どっちの目にあざがあったんだったっけ? 完全になくなってて分からない。
「ママ……」
統基の分厚い唇が小さく動いた。
ママ?
今のお母さんのことは花恋ママって呼んでるから、統基を産んだお母さんのことかしら。
統基という名前に、家族を統べる強さと人としての基本である優しさを忘れないでって願いを込めたお母さん……よし。
私ならできる、私ならできる、私ならできる。
「統基、お疲れ様。がんばって走ったね。名前の通り、強くて優しい男になってくれて嬉しいわ」
いい感じになりきってきた。私は統基のお母さん。
「ママの願いを叶えてくれて、ありがとう」
統基の髪をなでながら、心穏やかに伝える。きっと、お母さんもそう思ってる。
統基の目から水が1本だけ、スーッて落ちて行って、一瞬それが何か分からなかった。
目から出る水なんて、涙しかないのに。
統基が泣くなんて、信じられない……。
でも、そうだ。統基だって突き詰めれば人間。
たった5歳でお母さんが亡くなってしまって、誰にも甘えられずにあざは消え大人になった。

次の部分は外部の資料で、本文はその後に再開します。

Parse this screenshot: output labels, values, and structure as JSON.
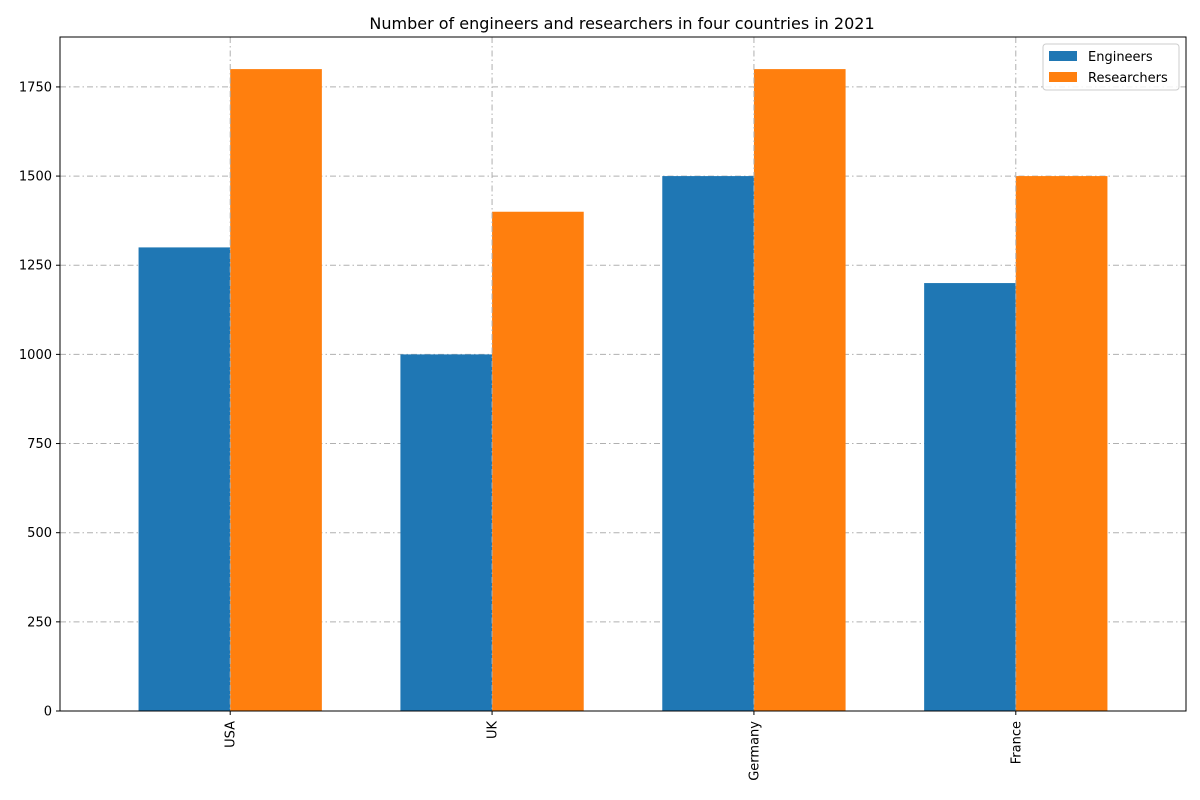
{
  "chart_data": {
    "type": "bar",
    "title": "Number of engineers and researchers in four countries in 2021",
    "xlabel": "",
    "ylabel": "",
    "categories": [
      "USA",
      "UK",
      "Germany",
      "France"
    ],
    "series": [
      {
        "name": "Engineers",
        "values": [
          1300,
          1000,
          1500,
          1200
        ],
        "color": "#1f77b4"
      },
      {
        "name": "Researchers",
        "values": [
          1800,
          1400,
          1800,
          1500
        ],
        "color": "#ff7f0e"
      }
    ],
    "ylim": [
      0,
      1890
    ],
    "yticks": [
      0,
      250,
      500,
      750,
      1000,
      1250,
      1500,
      1750
    ],
    "grid": true,
    "grid_style": "dash-dot",
    "legend_position": "top-right",
    "x_tick_rotation": "vertical"
  }
}
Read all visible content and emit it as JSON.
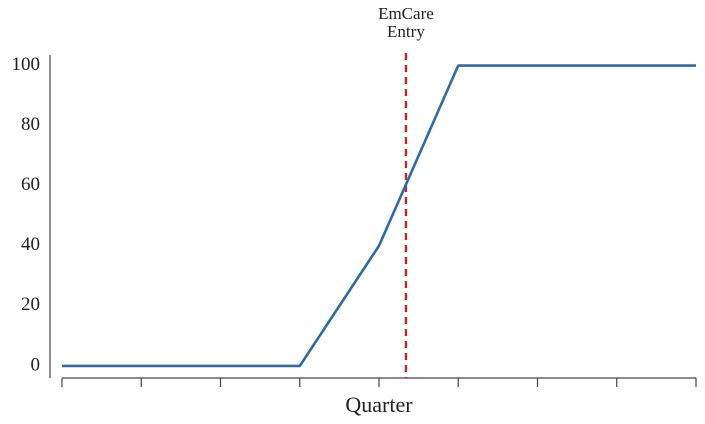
{
  "chart_data": {
    "type": "line",
    "x_label": "Quarter",
    "categories": [
      null,
      null,
      null,
      null,
      null,
      null,
      null,
      null,
      null
    ],
    "series": [
      {
        "name": null,
        "color": "#2f6aa5",
        "values": [
          0,
          0,
          0,
          0,
          40,
          100,
          100,
          100,
          100
        ]
      }
    ],
    "ylim": [
      -4,
      103.5
    ],
    "yticks": [
      0,
      20,
      40,
      60,
      80,
      100
    ],
    "annotations": [
      {
        "type": "vline",
        "x": 4.34,
        "color": "#c0282d",
        "text": [
          "EmCare",
          "Entry"
        ]
      }
    ]
  }
}
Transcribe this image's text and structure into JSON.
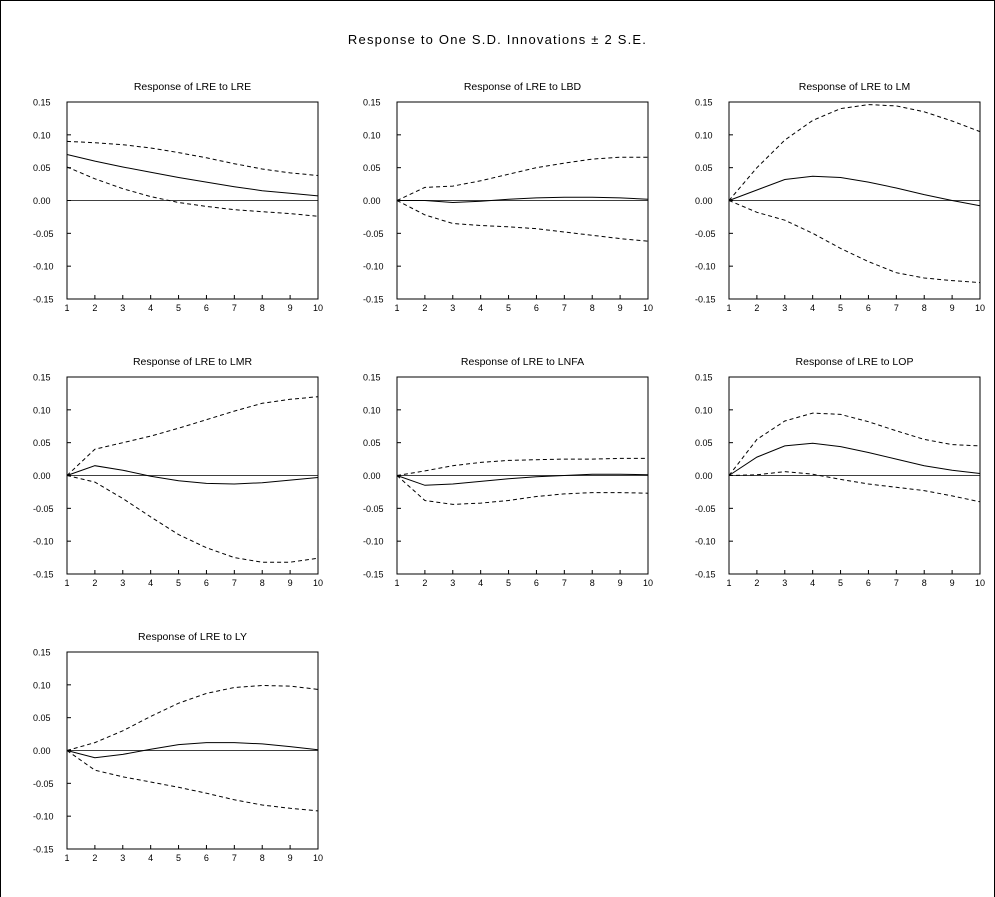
{
  "title": "Response to One S.D. Innovations ± 2 S.E.",
  "chart_data": [
    {
      "type": "line",
      "title": "Response of LRE to LRE",
      "x": [
        1,
        2,
        3,
        4,
        5,
        6,
        7,
        8,
        9,
        10
      ],
      "ylim": [
        -0.15,
        0.15
      ],
      "yticks": [
        "0.15",
        "0.10",
        "0.05",
        "0.00",
        "-0.05",
        "-0.10",
        "-0.15"
      ],
      "xticks": [
        "1",
        "2",
        "3",
        "4",
        "5",
        "6",
        "7",
        "8",
        "9",
        "10"
      ],
      "grid": false,
      "series": [
        {
          "style": "solid",
          "values": [
            0.07,
            0.06,
            0.051,
            0.043,
            0.035,
            0.028,
            0.021,
            0.015,
            0.011,
            0.007
          ]
        },
        {
          "style": "dashed",
          "values": [
            0.09,
            0.088,
            0.085,
            0.08,
            0.073,
            0.065,
            0.056,
            0.048,
            0.042,
            0.038
          ]
        },
        {
          "style": "dashed",
          "values": [
            0.051,
            0.033,
            0.018,
            0.006,
            -0.003,
            -0.009,
            -0.014,
            -0.017,
            -0.02,
            -0.024
          ]
        }
      ]
    },
    {
      "type": "line",
      "title": "Response of LRE to LBD",
      "x": [
        1,
        2,
        3,
        4,
        5,
        6,
        7,
        8,
        9,
        10
      ],
      "ylim": [
        -0.15,
        0.15
      ],
      "yticks": [
        "0.15",
        "0.10",
        "0.05",
        "0.00",
        "-0.05",
        "-0.10",
        "-0.15"
      ],
      "xticks": [
        "1",
        "2",
        "3",
        "4",
        "5",
        "6",
        "7",
        "8",
        "9",
        "10"
      ],
      "grid": false,
      "series": [
        {
          "style": "solid",
          "values": [
            0.0,
            0.0,
            -0.003,
            -0.001,
            0.002,
            0.004,
            0.005,
            0.005,
            0.004,
            0.002
          ]
        },
        {
          "style": "dashed",
          "values": [
            0.0,
            0.02,
            0.022,
            0.03,
            0.04,
            0.05,
            0.057,
            0.063,
            0.066,
            0.066
          ]
        },
        {
          "style": "dashed",
          "values": [
            0.0,
            -0.022,
            -0.035,
            -0.038,
            -0.04,
            -0.043,
            -0.048,
            -0.053,
            -0.058,
            -0.062
          ]
        }
      ]
    },
    {
      "type": "line",
      "title": "Response of LRE to LM",
      "x": [
        1,
        2,
        3,
        4,
        5,
        6,
        7,
        8,
        9,
        10
      ],
      "ylim": [
        -0.15,
        0.15
      ],
      "yticks": [
        "0.15",
        "0.10",
        "0.05",
        "0.00",
        "-0.05",
        "-0.10",
        "-0.15"
      ],
      "xticks": [
        "1",
        "2",
        "3",
        "4",
        "5",
        "6",
        "7",
        "8",
        "9",
        "10"
      ],
      "grid": false,
      "series": [
        {
          "style": "solid",
          "values": [
            0.0,
            0.016,
            0.032,
            0.037,
            0.035,
            0.028,
            0.019,
            0.009,
            0.0,
            -0.008
          ]
        },
        {
          "style": "dashed",
          "values": [
            0.0,
            0.05,
            0.092,
            0.122,
            0.14,
            0.146,
            0.144,
            0.135,
            0.121,
            0.105
          ]
        },
        {
          "style": "dashed",
          "values": [
            0.0,
            -0.018,
            -0.03,
            -0.05,
            -0.073,
            -0.093,
            -0.11,
            -0.118,
            -0.122,
            -0.125
          ]
        }
      ]
    },
    {
      "type": "line",
      "title": "Response of LRE to LMR",
      "x": [
        1,
        2,
        3,
        4,
        5,
        6,
        7,
        8,
        9,
        10
      ],
      "ylim": [
        -0.15,
        0.15
      ],
      "yticks": [
        "0.15",
        "0.10",
        "0.05",
        "0.00",
        "-0.05",
        "-0.10",
        "-0.15"
      ],
      "xticks": [
        "1",
        "2",
        "3",
        "4",
        "5",
        "6",
        "7",
        "8",
        "9",
        "10"
      ],
      "grid": false,
      "series": [
        {
          "style": "solid",
          "values": [
            0.0,
            0.015,
            0.008,
            -0.001,
            -0.008,
            -0.012,
            -0.013,
            -0.011,
            -0.007,
            -0.003
          ]
        },
        {
          "style": "dashed",
          "values": [
            0.0,
            0.04,
            0.05,
            0.06,
            0.072,
            0.085,
            0.098,
            0.11,
            0.116,
            0.12
          ]
        },
        {
          "style": "dashed",
          "values": [
            0.0,
            -0.01,
            -0.035,
            -0.063,
            -0.09,
            -0.11,
            -0.125,
            -0.132,
            -0.132,
            -0.126
          ]
        }
      ]
    },
    {
      "type": "line",
      "title": "Response of LRE to LNFA",
      "x": [
        1,
        2,
        3,
        4,
        5,
        6,
        7,
        8,
        9,
        10
      ],
      "ylim": [
        -0.15,
        0.15
      ],
      "yticks": [
        "0.15",
        "0.10",
        "0.05",
        "0.00",
        "-0.05",
        "-0.10",
        "-0.15"
      ],
      "xticks": [
        "1",
        "2",
        "3",
        "4",
        "5",
        "6",
        "7",
        "8",
        "9",
        "10"
      ],
      "grid": false,
      "series": [
        {
          "style": "solid",
          "values": [
            0.0,
            -0.015,
            -0.013,
            -0.009,
            -0.005,
            -0.002,
            0.0,
            0.002,
            0.002,
            0.001
          ]
        },
        {
          "style": "dashed",
          "values": [
            0.0,
            0.007,
            0.015,
            0.02,
            0.023,
            0.024,
            0.025,
            0.025,
            0.026,
            0.026
          ]
        },
        {
          "style": "dashed",
          "values": [
            0.0,
            -0.038,
            -0.044,
            -0.042,
            -0.038,
            -0.032,
            -0.028,
            -0.026,
            -0.026,
            -0.027
          ]
        }
      ]
    },
    {
      "type": "line",
      "title": "Response of LRE to LOP",
      "x": [
        1,
        2,
        3,
        4,
        5,
        6,
        7,
        8,
        9,
        10
      ],
      "ylim": [
        -0.15,
        0.15
      ],
      "yticks": [
        "0.15",
        "0.10",
        "0.05",
        "0.00",
        "-0.05",
        "-0.10",
        "-0.15"
      ],
      "xticks": [
        "1",
        "2",
        "3",
        "4",
        "5",
        "6",
        "7",
        "8",
        "9",
        "10"
      ],
      "grid": false,
      "series": [
        {
          "style": "solid",
          "values": [
            0.0,
            0.028,
            0.045,
            0.049,
            0.044,
            0.035,
            0.025,
            0.015,
            0.008,
            0.003
          ]
        },
        {
          "style": "dashed",
          "values": [
            0.0,
            0.055,
            0.083,
            0.095,
            0.093,
            0.082,
            0.068,
            0.055,
            0.047,
            0.045
          ]
        },
        {
          "style": "dashed",
          "values": [
            0.0,
            0.001,
            0.006,
            0.002,
            -0.006,
            -0.013,
            -0.018,
            -0.023,
            -0.031,
            -0.04
          ]
        }
      ]
    },
    {
      "type": "line",
      "title": "Response of LRE to LY",
      "x": [
        1,
        2,
        3,
        4,
        5,
        6,
        7,
        8,
        9,
        10
      ],
      "ylim": [
        -0.15,
        0.15
      ],
      "yticks": [
        "0.15",
        "0.10",
        "0.05",
        "0.00",
        "-0.05",
        "-0.10",
        "-0.15"
      ],
      "xticks": [
        "1",
        "2",
        "3",
        "4",
        "5",
        "6",
        "7",
        "8",
        "9",
        "10"
      ],
      "grid": false,
      "series": [
        {
          "style": "solid",
          "values": [
            0.0,
            -0.011,
            -0.006,
            0.002,
            0.009,
            0.012,
            0.012,
            0.01,
            0.006,
            0.001
          ]
        },
        {
          "style": "dashed",
          "values": [
            0.0,
            0.012,
            0.03,
            0.052,
            0.072,
            0.087,
            0.096,
            0.099,
            0.098,
            0.093
          ]
        },
        {
          "style": "dashed",
          "values": [
            0.0,
            -0.03,
            -0.04,
            -0.048,
            -0.056,
            -0.065,
            -0.075,
            -0.083,
            -0.088,
            -0.092
          ]
        }
      ]
    }
  ]
}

どうして気付けなかったんだろう。寂しくないはずないのに。
統基にだって、小さい統基のように幼い時期が実際にあったんだもの。
強がってても、本音は寂しかったんだ。
お母さんが名前に込めた強さって、きっとこういう強さ。
弱音を吐かず、人に甘えず、自分に厳しく、強くあろうとする心。
「大好きだよ、統基」
統基が起きたら抱きしめたい。
本当に、がんばったね。偉かったね。
でもね。
私はお母さんじゃないから、甘えていいんだよ。